No en balde, el término supone, tanto ese punto de dureza que se da a un material elevando su temperatura para luego enfriarlo bruscamente, como la capacidad que puede tener una persona para enfrentarse a situaciones extremas sin perder la serenidad, es decir, su equilibrio. O, más precisamente, la capacidad de una persona de resistir cambios bruscos de las condiciones a las que se debe enfrentar, adquiriendo con ello mayor firmeza de carácter. Mayor fuerza íntima. Lo segundo es una clara muestra de cómo el lenguaje cotidiano ha sido invadido por lo metafórico, al punto de invisibilizar asombrosos hallazgos poéticos, maravillosas colisiones de imágenes, en medio del habla de todos los días. El concepto de temple también entraña, entonces, esa capacidad de resistir la adversidad sin desbaratarse. Es, a un mismo tiempo, procedimiento y resultado.

Temple, que supone firmeza, también es sinónimo de carácter. Decimos, indistintamente, que alguien tiene temple como decimos que tiene carácter. O firmeza. O presencia de ánimo. O fortaleza de espíritu. O equilibrio.

La fortaleza del carácter reside en la capacidad de mantenerse sereno, lúcido, calmado, ante las acometidas del veleidoso destino. O, dicho de otro modo, dado que la vida lo único que garantiza es incertidumbre, gracias al carácter el hombre enfrenta los obstáculos sin perder la calma que le permita tomar decisiones en frío, sin precipitarse ni dejarse presionar por el entorno.

El que pierde la calma pierde la lucidez. Con ella pierde, además, la soberanía sobre sus decisiones. Se vuelve un títere de las circunstancias. El que se sale de su centro con facilidad se vuelve transparente para quienes lo rodean, perdiendo autonomía. Se vuelve predecible, por lo que basta actuar de determinada manera para que esa persona tenga determinada reacción y, por ende, tome determinada decisión.

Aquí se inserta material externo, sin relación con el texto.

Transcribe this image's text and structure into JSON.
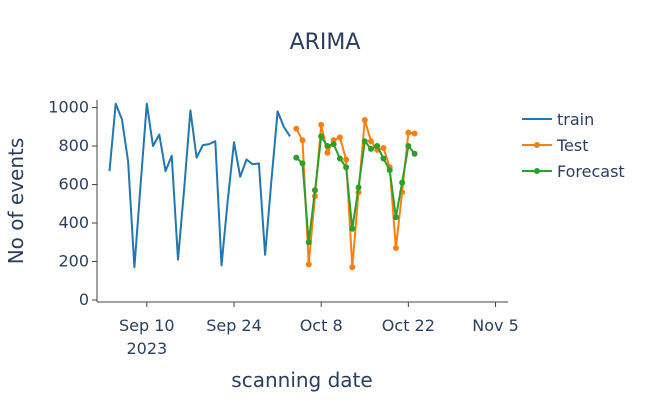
{
  "chart_data": {
    "type": "line",
    "title": "ARIMA",
    "xlabel": "scanning date",
    "ylabel": "No of events",
    "x_range": [
      "2023-09-02",
      "2023-11-07"
    ],
    "ylim": [
      0,
      1060
    ],
    "grid": false,
    "legend_position": "right",
    "x_ticks": [
      {
        "date": "2023-09-10",
        "label": "Sep 10",
        "sublabel": "2023"
      },
      {
        "date": "2023-09-24",
        "label": "Sep 24",
        "sublabel": ""
      },
      {
        "date": "2023-10-08",
        "label": "Oct 8",
        "sublabel": ""
      },
      {
        "date": "2023-10-22",
        "label": "Oct 22",
        "sublabel": ""
      },
      {
        "date": "2023-11-05",
        "label": "Nov 5",
        "sublabel": ""
      }
    ],
    "y_ticks": [
      {
        "value": 0,
        "label": "0"
      },
      {
        "value": 200,
        "label": "200"
      },
      {
        "value": 400,
        "label": "400"
      },
      {
        "value": 600,
        "label": "600"
      },
      {
        "value": 800,
        "label": "800"
      },
      {
        "value": 1000,
        "label": "1000"
      }
    ],
    "series": [
      {
        "name": "train",
        "color": "#1f77b4",
        "markers": false,
        "x": [
          "2023-09-04",
          "2023-09-05",
          "2023-09-06",
          "2023-09-07",
          "2023-09-08",
          "2023-09-09",
          "2023-09-10",
          "2023-09-11",
          "2023-09-12",
          "2023-09-13",
          "2023-09-14",
          "2023-09-15",
          "2023-09-16",
          "2023-09-17",
          "2023-09-18",
          "2023-09-19",
          "2023-09-20",
          "2023-09-21",
          "2023-09-22",
          "2023-09-23",
          "2023-09-24",
          "2023-09-25",
          "2023-09-26",
          "2023-09-27",
          "2023-09-28",
          "2023-09-29",
          "2023-09-30",
          "2023-10-01",
          "2023-10-02",
          "2023-10-03"
        ],
        "values": [
          670,
          1020,
          940,
          720,
          170,
          600,
          1020,
          800,
          860,
          670,
          750,
          210,
          580,
          985,
          740,
          805,
          810,
          825,
          180,
          520,
          820,
          640,
          730,
          705,
          710,
          235,
          620,
          980,
          900,
          850
        ]
      },
      {
        "name": "Test",
        "color": "#ff7f0e",
        "markers": true,
        "x": [
          "2023-10-04",
          "2023-10-05",
          "2023-10-06",
          "2023-10-07",
          "2023-10-08",
          "2023-10-09",
          "2023-10-10",
          "2023-10-11",
          "2023-10-12",
          "2023-10-13",
          "2023-10-14",
          "2023-10-15",
          "2023-10-16",
          "2023-10-17",
          "2023-10-18",
          "2023-10-19",
          "2023-10-20",
          "2023-10-21",
          "2023-10-22",
          "2023-10-23"
        ],
        "values": [
          890,
          830,
          185,
          540,
          910,
          765,
          830,
          845,
          730,
          170,
          560,
          935,
          825,
          780,
          790,
          690,
          270,
          560,
          870,
          865
        ]
      },
      {
        "name": "Forecast",
        "color": "#2ca02c",
        "markers": true,
        "x": [
          "2023-10-04",
          "2023-10-05",
          "2023-10-06",
          "2023-10-07",
          "2023-10-08",
          "2023-10-09",
          "2023-10-10",
          "2023-10-11",
          "2023-10-12",
          "2023-10-13",
          "2023-10-14",
          "2023-10-15",
          "2023-10-16",
          "2023-10-17",
          "2023-10-18",
          "2023-10-19",
          "2023-10-20",
          "2023-10-21",
          "2023-10-22",
          "2023-10-23"
        ],
        "values": [
          740,
          710,
          300,
          570,
          850,
          800,
          810,
          735,
          690,
          370,
          585,
          825,
          785,
          800,
          735,
          675,
          430,
          610,
          800,
          760
        ]
      }
    ]
  }
}
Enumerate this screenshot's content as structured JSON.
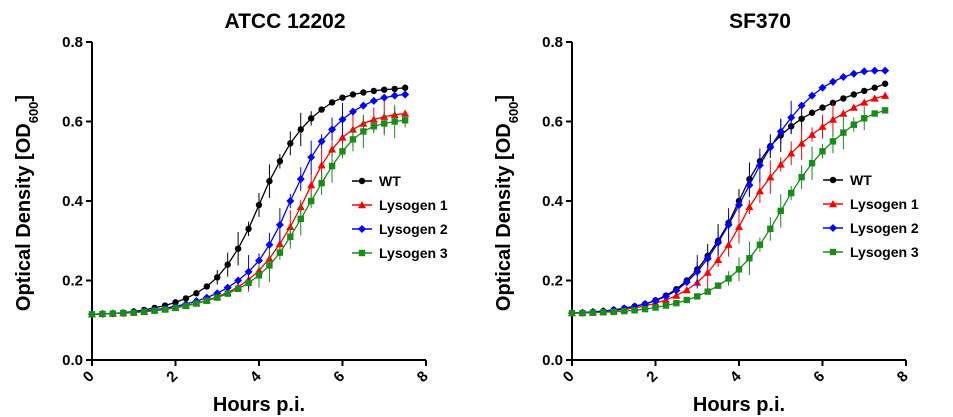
{
  "chart_data": [
    {
      "type": "line",
      "title": "ATCC 12202",
      "xlabel": "Hours p.i.",
      "ylabel": "Optical Density [OD",
      "ylabel_sub": "600",
      "ylabel_close": "]",
      "xlim": [
        0,
        8
      ],
      "ylim": [
        0,
        0.8
      ],
      "xticks": [
        "0",
        "2",
        "4",
        "6",
        "8"
      ],
      "yticks": [
        "0.0",
        "0.2",
        "0.4",
        "0.6",
        "0.8"
      ],
      "grid": false,
      "legend": "right",
      "x": [
        0,
        0.25,
        0.5,
        0.75,
        1,
        1.25,
        1.5,
        1.75,
        2,
        2.25,
        2.5,
        2.75,
        3,
        3.25,
        3.5,
        3.75,
        4,
        4.25,
        4.5,
        4.75,
        5,
        5.25,
        5.5,
        5.75,
        6,
        6.25,
        6.5,
        6.75,
        7,
        7.25,
        7.5
      ],
      "series": [
        {
          "name": "WT",
          "color": "#000000",
          "marker": "circle",
          "values": [
            0.115,
            0.116,
            0.117,
            0.119,
            0.122,
            0.126,
            0.131,
            0.137,
            0.145,
            0.155,
            0.168,
            0.185,
            0.208,
            0.24,
            0.28,
            0.33,
            0.39,
            0.45,
            0.5,
            0.545,
            0.58,
            0.608,
            0.63,
            0.648,
            0.66,
            0.668,
            0.673,
            0.677,
            0.68,
            0.682,
            0.685
          ]
        },
        {
          "name": "Lysogen 1",
          "color": "#ff0000",
          "marker": "triangle",
          "values": [
            0.115,
            0.116,
            0.117,
            0.118,
            0.12,
            0.122,
            0.125,
            0.128,
            0.132,
            0.137,
            0.143,
            0.15,
            0.159,
            0.17,
            0.184,
            0.202,
            0.225,
            0.255,
            0.292,
            0.335,
            0.385,
            0.44,
            0.49,
            0.53,
            0.56,
            0.58,
            0.595,
            0.605,
            0.612,
            0.617,
            0.62
          ]
        },
        {
          "name": "Lysogen 2",
          "color": "#0000ff",
          "marker": "diamond",
          "values": [
            0.115,
            0.116,
            0.117,
            0.118,
            0.12,
            0.123,
            0.126,
            0.13,
            0.135,
            0.141,
            0.148,
            0.157,
            0.168,
            0.182,
            0.2,
            0.222,
            0.25,
            0.29,
            0.34,
            0.4,
            0.455,
            0.51,
            0.55,
            0.58,
            0.605,
            0.625,
            0.64,
            0.652,
            0.66,
            0.665,
            0.668
          ]
        },
        {
          "name": "Lysogen 3",
          "color": "#1a8c1a",
          "marker": "square",
          "values": [
            0.115,
            0.116,
            0.117,
            0.118,
            0.119,
            0.121,
            0.124,
            0.127,
            0.131,
            0.136,
            0.142,
            0.149,
            0.157,
            0.167,
            0.179,
            0.194,
            0.213,
            0.238,
            0.27,
            0.31,
            0.355,
            0.4,
            0.445,
            0.488,
            0.525,
            0.555,
            0.575,
            0.588,
            0.595,
            0.6,
            0.603
          ]
        }
      ]
    },
    {
      "type": "line",
      "title": "SF370",
      "xlabel": "Hours p.i.",
      "ylabel": "Optical Density [OD",
      "ylabel_sub": "600",
      "ylabel_close": "]",
      "xlim": [
        0,
        8
      ],
      "ylim": [
        0,
        0.8
      ],
      "xticks": [
        "0",
        "2",
        "4",
        "6",
        "8"
      ],
      "yticks": [
        "0.0",
        "0.2",
        "0.4",
        "0.6",
        "0.8"
      ],
      "grid": false,
      "legend": "right",
      "x": [
        0,
        0.25,
        0.5,
        0.75,
        1,
        1.25,
        1.5,
        1.75,
        2,
        2.25,
        2.5,
        2.75,
        3,
        3.25,
        3.5,
        3.75,
        4,
        4.25,
        4.5,
        4.75,
        5,
        5.25,
        5.5,
        5.75,
        6,
        6.25,
        6.5,
        6.75,
        7,
        7.25,
        7.5
      ],
      "series": [
        {
          "name": "WT",
          "color": "#000000",
          "marker": "circle",
          "values": [
            0.118,
            0.119,
            0.121,
            0.123,
            0.126,
            0.13,
            0.135,
            0.141,
            0.15,
            0.162,
            0.178,
            0.2,
            0.228,
            0.262,
            0.3,
            0.345,
            0.4,
            0.455,
            0.5,
            0.538,
            0.565,
            0.588,
            0.607,
            0.622,
            0.635,
            0.647,
            0.658,
            0.668,
            0.677,
            0.685,
            0.695
          ]
        },
        {
          "name": "Lysogen 1",
          "color": "#ff0000",
          "marker": "triangle",
          "values": [
            0.118,
            0.119,
            0.12,
            0.122,
            0.124,
            0.127,
            0.131,
            0.136,
            0.143,
            0.151,
            0.162,
            0.176,
            0.195,
            0.22,
            0.252,
            0.29,
            0.335,
            0.385,
            0.425,
            0.46,
            0.492,
            0.52,
            0.545,
            0.567,
            0.587,
            0.605,
            0.62,
            0.635,
            0.648,
            0.658,
            0.665
          ]
        },
        {
          "name": "Lysogen 2",
          "color": "#0000ff",
          "marker": "diamond",
          "values": [
            0.118,
            0.119,
            0.121,
            0.123,
            0.126,
            0.13,
            0.135,
            0.141,
            0.149,
            0.16,
            0.175,
            0.196,
            0.222,
            0.255,
            0.295,
            0.34,
            0.39,
            0.44,
            0.49,
            0.535,
            0.575,
            0.61,
            0.64,
            0.665,
            0.685,
            0.7,
            0.712,
            0.72,
            0.726,
            0.728,
            0.728
          ]
        },
        {
          "name": "Lysogen 3",
          "color": "#1a8c1a",
          "marker": "square",
          "values": [
            0.118,
            0.118,
            0.119,
            0.12,
            0.121,
            0.123,
            0.125,
            0.128,
            0.132,
            0.137,
            0.143,
            0.151,
            0.16,
            0.172,
            0.187,
            0.205,
            0.228,
            0.256,
            0.29,
            0.33,
            0.375,
            0.42,
            0.46,
            0.495,
            0.525,
            0.55,
            0.572,
            0.592,
            0.608,
            0.62,
            0.628
          ]
        }
      ]
    }
  ]
}
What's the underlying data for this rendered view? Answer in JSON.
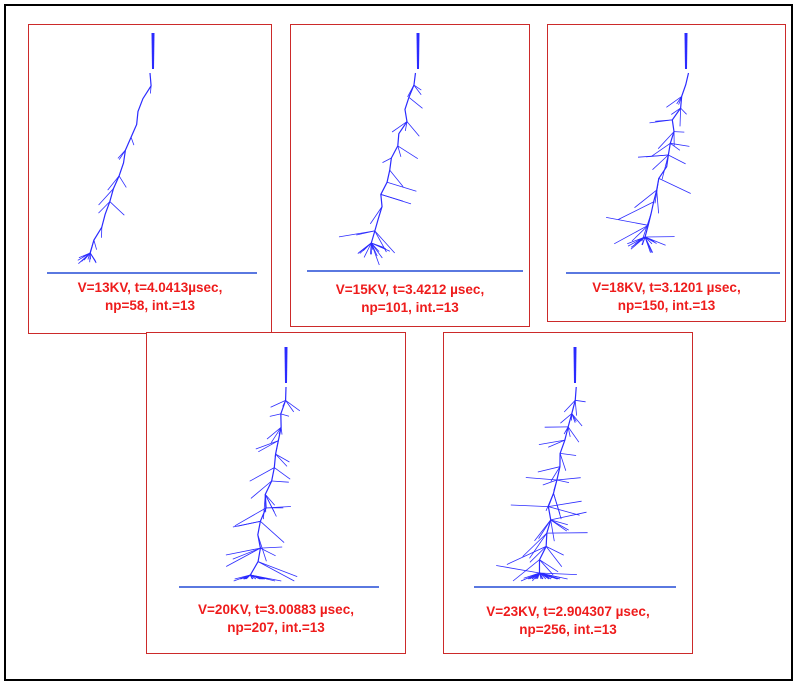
{
  "figure": {
    "panels": [
      {
        "id": "p1",
        "caption_line1": "V=13KV, t=4.0413µsec,",
        "caption_line2": "np=58, int.=13",
        "voltage_kv": 13,
        "time_usec": 4.0413,
        "np": 58,
        "interval": 13
      },
      {
        "id": "p2",
        "caption_line1": "V=15KV, t=3.4212 µsec,",
        "caption_line2": "np=101, int.=13",
        "voltage_kv": 15,
        "time_usec": 3.4212,
        "np": 101,
        "interval": 13
      },
      {
        "id": "p3",
        "caption_line1": "V=18KV, t=3.1201 µsec,",
        "caption_line2": "np=150, int.=13",
        "voltage_kv": 18,
        "time_usec": 3.1201,
        "np": 150,
        "interval": 13
      },
      {
        "id": "p4",
        "caption_line1": "V=20KV, t=3.00883 µsec,",
        "caption_line2": "np=207, int.=13",
        "voltage_kv": 20,
        "time_usec": 3.00883,
        "np": 207,
        "interval": 13
      },
      {
        "id": "p5",
        "caption_line1": "V=23KV, t=2.904307 µsec,",
        "caption_line2": "np=256, int.=13",
        "voltage_kv": 23,
        "time_usec": 2.904307,
        "np": 256,
        "interval": 13
      }
    ],
    "colors": {
      "tree": "#2b2bff",
      "baseline": "#5a78e0",
      "caption": "#ee1c1c",
      "panel_border": "#cc2a2a",
      "frame_border": "#000000"
    }
  }
}
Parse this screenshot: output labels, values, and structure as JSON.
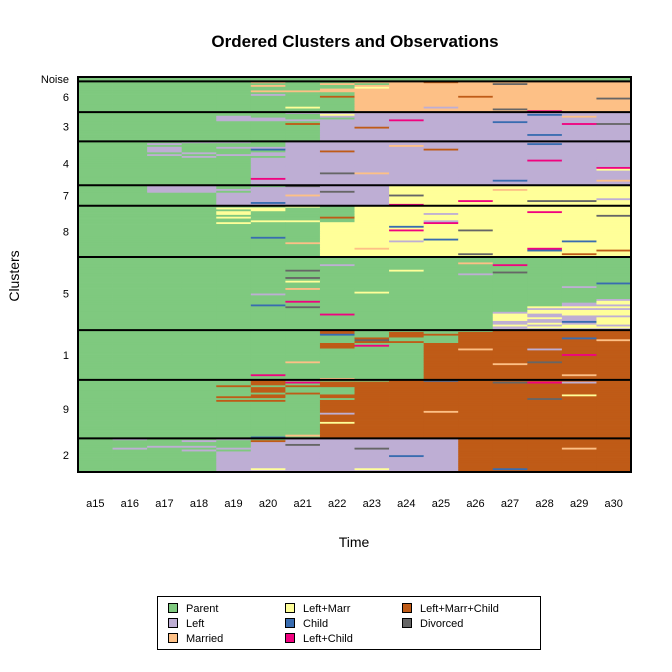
{
  "chart_data": {
    "type": "sequence-index",
    "title": "Ordered Clusters and Observations",
    "xlabel": "Time",
    "ylabel": "Clusters",
    "x": [
      "a15",
      "a16",
      "a17",
      "a18",
      "a19",
      "a20",
      "a21",
      "a22",
      "a23",
      "a24",
      "a25",
      "a26",
      "a27",
      "a28",
      "a29",
      "a30"
    ],
    "states": [
      {
        "name": "Parent",
        "color": "#7fc97f"
      },
      {
        "name": "Left",
        "color": "#beaed4"
      },
      {
        "name": "Married",
        "color": "#fdc086"
      },
      {
        "name": "Left+Marr",
        "color": "#ffff99"
      },
      {
        "name": "Child",
        "color": "#386cb0"
      },
      {
        "name": "Left+Child",
        "color": "#f0027f"
      },
      {
        "name": "Left+Marr+Child",
        "color": "#bf5b17"
      },
      {
        "name": "Divorced",
        "color": "#666666"
      }
    ],
    "clusters": [
      {
        "label": "Noise",
        "weight": 0.6,
        "base": [
          0,
          0,
          0,
          0,
          0,
          0,
          0,
          0,
          0,
          0,
          0,
          0,
          0,
          0,
          0,
          0
        ]
      },
      {
        "label": "6",
        "weight": 4.2,
        "base": [
          0,
          0,
          0,
          0,
          0,
          0,
          0,
          0,
          2,
          2,
          2,
          2,
          2,
          2,
          2,
          2
        ]
      },
      {
        "label": "3",
        "weight": 4.0,
        "base": [
          0,
          0,
          0,
          0,
          0,
          0,
          0,
          1,
          1,
          1,
          1,
          1,
          1,
          1,
          1,
          1
        ]
      },
      {
        "label": "4",
        "weight": 6.0,
        "base": [
          0,
          0,
          0,
          0,
          0,
          1,
          1,
          1,
          1,
          1,
          1,
          1,
          1,
          1,
          1,
          1
        ]
      },
      {
        "label": "7",
        "weight": 2.8,
        "base": [
          0,
          0,
          0,
          0,
          1,
          1,
          1,
          1,
          1,
          3,
          3,
          3,
          3,
          3,
          3,
          3
        ]
      },
      {
        "label": "8",
        "weight": 7.0,
        "base": [
          0,
          0,
          0,
          0,
          0,
          0,
          0,
          3,
          3,
          3,
          3,
          3,
          3,
          3,
          3,
          3
        ]
      },
      {
        "label": "5",
        "weight": 10.0,
        "base": [
          0,
          0,
          0,
          0,
          0,
          0,
          0,
          0,
          0,
          0,
          0,
          0,
          0,
          0,
          0,
          0
        ]
      },
      {
        "label": "1",
        "weight": 6.8,
        "base": [
          0,
          0,
          0,
          0,
          0,
          0,
          0,
          0,
          0,
          0,
          6,
          6,
          6,
          6,
          6,
          6
        ]
      },
      {
        "label": "9",
        "weight": 8.0,
        "base": [
          0,
          0,
          0,
          0,
          0,
          0,
          0,
          6,
          6,
          6,
          6,
          6,
          6,
          6,
          6,
          6
        ]
      },
      {
        "label": "2",
        "weight": 4.6,
        "base": [
          0,
          0,
          0,
          0,
          1,
          1,
          1,
          1,
          1,
          1,
          1,
          6,
          6,
          6,
          6,
          6
        ]
      }
    ],
    "legend_position": "bottom",
    "grid": false
  }
}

Le tocan los botones adecuados.

 

Venezuela tiene una larga tradición de caudillos, de “hombres fuertes”, de mandamases y gritones. La nuestra es una historia de cuarteles y sargentos que gritan para impedir el ejercicio de la reflexión en el otro. Nadie que lo piense un poco entrega la vida en contra de sus instintos. Por eso las arengas, los gritos, el narcotizante patriotismo, el culto a la obediencia, siempre han dado resultados cuando se trata de manipular a las masas.

Aquel que se para frente a una multitud solo debe gritar consignas y cerrar sus encendidas arengas con un “¡Carajo!”, para arrancar delirantes aplausos de la facción, presta para la batalla, desprovista de su individualidad y, por ende, de su capacidad para pensar por sí misma.

La guerra trastoca todo sentido de lo conocido por normal. La bondad pasa a ser un defecto y la crueldad una virtud. Pensar puede ser mortal mientras que actuar puede salvar la vida. Al crimen se le llama heroísmo y a la sensatez cobardía.

Una nación cuya historia republicana ha sido la de una larga y sangrienta batalla, tiene en sus haberes “naturales” un trastocado sentido de los valores, los cuales comienzan por convertir la ausencia de temple, en temple. El que pierde los estribos con facilidad y vocifera presa de sus humores, es considerado una persona de carácter.

Es decir, entre nosotros se considera “tener carácter” a la ausencia de temple, de fortaleza, y a la serenidad para meditar las acciones ante las circunstancias, por extremas y  vertiginosas que resulten, se le llama “no tener carácter”.

Que es como decir que el negro es blanco y el blanco es negro.

 

Adam Soboczynski, autor de libros como El arte de no decir la verdad, advierte que quien ríe como si fingiera es que no finge lo suficiente. “Cuando se dice de alguien que tiene una risa falsa, lo que se quiere decir en realidad es que su risa no es lo suficientemente falsa”. El ser humano es el único animal que se educa para aprender a controlar sus emociones y a exteriorizar sólo lo que considera necesario. O prudente. O conveniente. Vive prisionero de sí para no ser prisionero de los demás.

Y eso se logra con temple, con firmeza.

El que no controla sus emociones no solo carece de temple, sino que es poco dado a pensar lo que hace y es, además, poco elaborado en ese misterio que es la condición humana. O lo que es lo mismo, se libra del gobierno que ejerce sobre sí mismo, para sucumbir a la tiranía de los demás.